Arnaud Rebotini par Quentin Caffier

Interview : Arnaud Rebotini, parrain du BPM Contest 2018 — les inscriptions sont encore ouvertes

Le BPM Con­test fête ses huit ans. Cette année asso­cié à la Sacem, Warn­er et Tsu­gi, le trem­plin de musique élec­tron­ique fait on ne peut plus hon­neur aux bat­te­ments par minute. En effet, quelques mois après le sacre de la bande orig­i­nale de 120 bat­te­ments par minute aux Césars, qui de mieux que son com­pos­i­teur Arnaud Rebo­ti­ni pour être par­rain de cette édi­tion ? Le pro­duc­teur suc­cède à Jen­nifer Car­di­ni, Pedro Win­ter et Eti­enne de Cré­cy.

Par­mi les cen­taines d’inscrits, douze pro­jets seront sélec­tion­nés pour s’affronter au cours de sets de 30 min­utes, puis jugés et notés par des pro­fes­sion­nels de la musique — dont Patrice Bar­dot, directeur des rédac­tions de Tsu­gi. La tournée débutera en sep­tem­bre et passera par plusieurs grandes villes de France avant de ter­min­er à Paris pour la finale. Dès lors, deux prix seront décernés avec une promesse d’encadrement : sig­na­ture chez un label, matériel audio pro­fes­sion­nel et une rési­dence à l’école de DJ parisi­enne Kaith Skool.

Pro­duc­tri­ces et pro­duc­teurs : n’hésitez pas à envoy­er vos démos, les inscrip­tions sont encore ouvertes jusqu’en sep­tem­bre par ici.

Pourquoi as‐tu accep­té d’être par­rain du BPM Con­test 2018 ?

J’aime partager mon expéri­ence et ma pas­sion pour les syn­thés et les pro­duc­tions avec d’autres, notam­ment avec les jeunes. Je trou­ve le rôle de par­rain intéres­sant.

Tu as déjà été par­rain de ce genre d’événements ?

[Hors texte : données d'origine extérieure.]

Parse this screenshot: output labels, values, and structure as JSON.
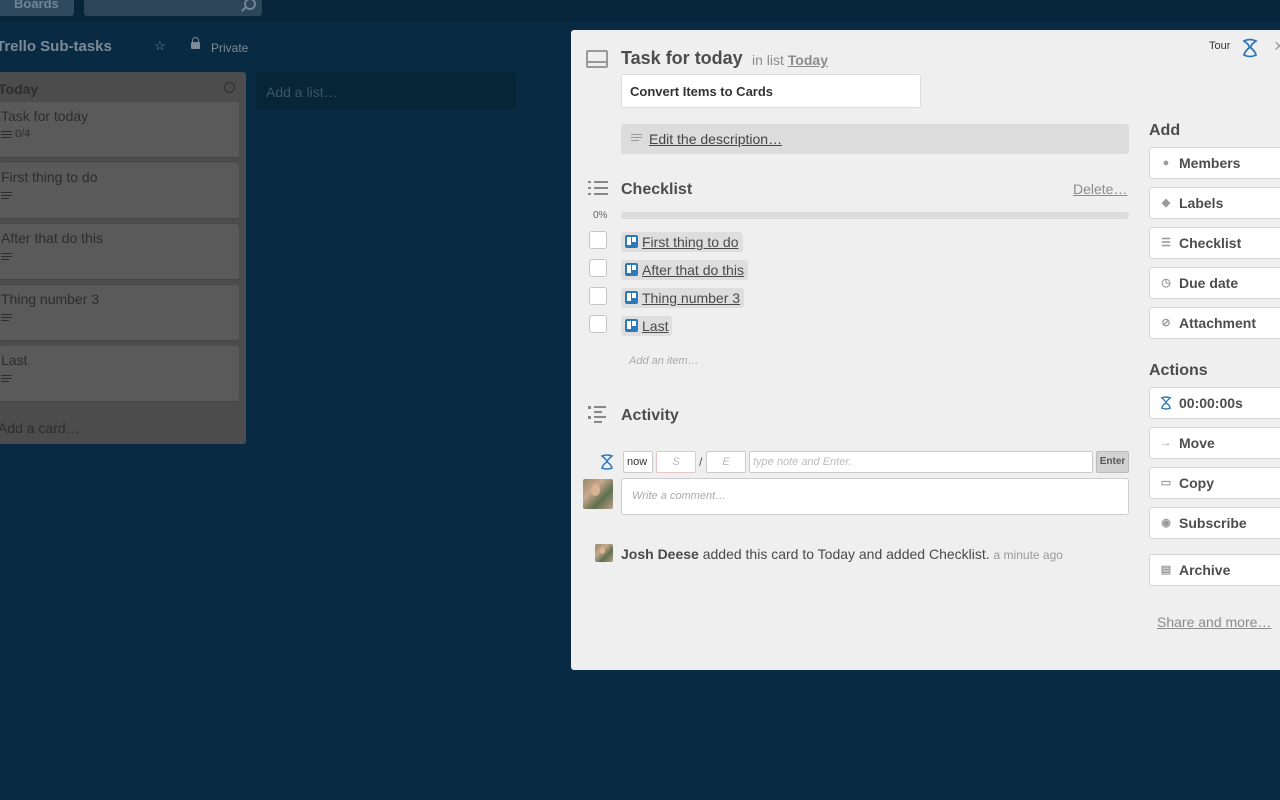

Non, je fais de temps en temps des mas­ter­class autour d’une table quand on me demande pour un con­ser­va­toire ou des ama­teurs. Cepen­dant, je n’ai jamais été par­rain d’un con­cours.

Ce genre de con­cours t’aurait aidé au début de ta car­rière…

En effet, c’est toute l’utilité. Tous ceux qui sor­tent de ce genre de con­cours sont mis en avant, c’est tou­jours une aide pour se faire con­naître et se dévelop­per.

Ca n’existait pas à l’époque ?

Il y avait des trem­plins mais c’était plutôt réservé aux groupes de rock. La musique élec­tron­ique était encore un peu can­ton­née aux boîtes de nuit et raves.

Quels con­seils pourrais‐tu don­ner aux jeunes pro­duc­teurs et donc aux can­di­dats du BPM Con­test ?

Ne pas se per­dre dans la tech­nolo­gie et les pos­si­bil­ités infinies qu’offre un lap­top alors qu’on est débu­tant. Il vaut mieux avoir peu de matériel, s’y lim­iter, le maîtris­er et trou­ver son son.